Question

24. Review. A student, along with her backpack on the floor next to her, are in an elevator that is accelerating upward with acceleration a. The student gives her backpack a quick kick at t = 0 , imparting to it speed v and causing it to slide across the elevator floor. At time t, the backpack hits the opposite wall a distance L away from the student. Find the coefficient of kinetic friction ${\mathit{\mu }}_{\mathbf{k}}$ between the backpack and the elevator floor.

Short answer

The coefficient of the kinetic friction is ${\mu }_k=\frac{2(vt-L)}{(a+g)t^2}$.

Step-by-step solution

Concept and explanation

The elevator's width is equal to = L .

If a student is standing in an elevator with an upward acceleration of a, the normal force exerted on the student is,

$\begin{array}{c}n=mg+ma\\ =m(a+g)\end{array}$

Let ${\mu }_k$the kinetic friction coefficient between the backpack and the elevator floor be at t = 0 , the student kicks her rucksack, giving it a speed of v and causing it to slide over the elevator floor.

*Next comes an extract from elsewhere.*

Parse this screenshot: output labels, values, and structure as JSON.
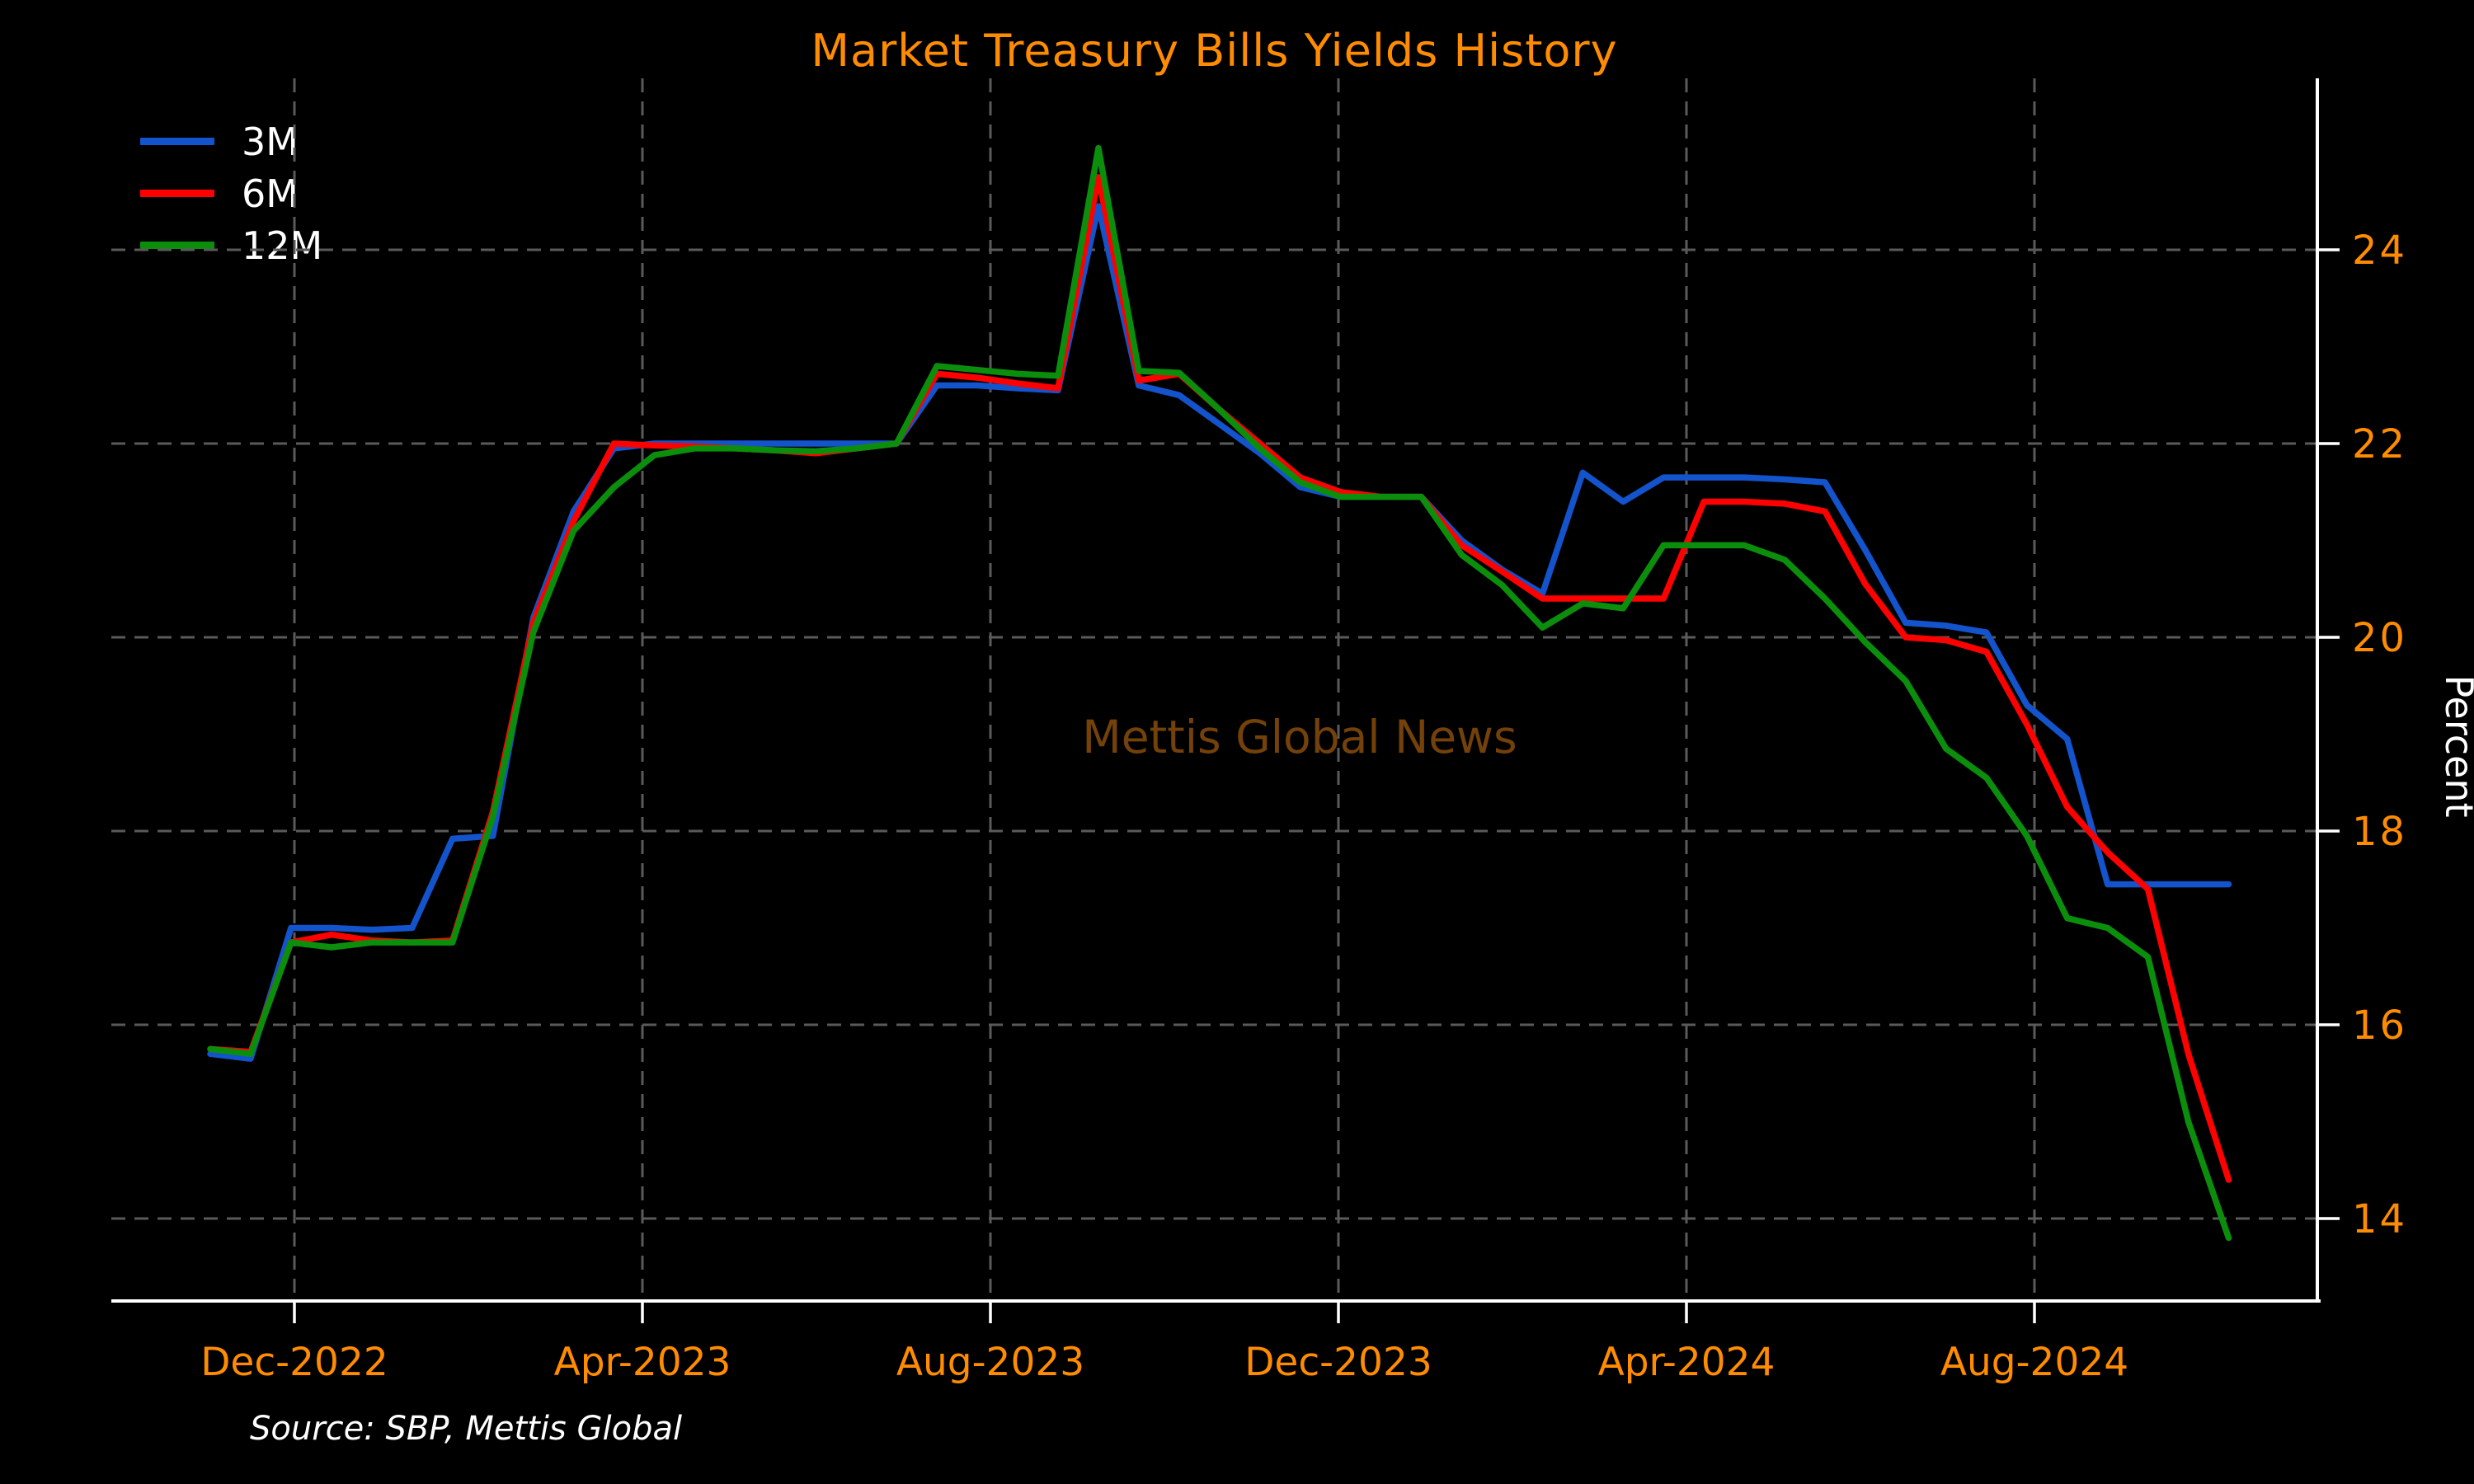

The backpack collides with the opposing wall at time t. That is, the distance her backpack has travelled is L.

Determining the kinetic coefficient of friction

Consider the forces at work on the backpack as it moves through the Earth's frame of reference

$\begin{array}{c}\Sigma F_y=m{a}_y\\ n-mg=ma\\ n=ma+mg\\ =m(a+g)\end{array}$

Then, frictional force data-custom-editor="chemistry" $f_k={\mu }_{k}n$

$\begin{array}{c}\Sigma F_x={\mu }_{k}m(a+g)\\ =m{a}_x\\ -{\mu }_{k}m(a+g)=m{a}_x\\ a_x=-{\mu }_k(a+g)\end{array}$

As a result, the equations below describe the motion across the floor.

$\begin{array}{c}S=vt+\frac{1}{2}{a}_x{t}^2\\ L=vt-\frac{1}{2}{\mu }_k(a+g)t^2\\ \frac{1}{2}{\mu }_k(a+g)t^2=vt-L\\ {\mu }_k(a+g)t^2=2(vt-L)\\ {\mu }_k=\frac{2(vt-L)}{(a+g)t^2}\\ \end{array}$

Thus, the coefficient of the kinetic friction is ${\mu }_k=\frac{2(vt-L)}{(a+g)t^2}$.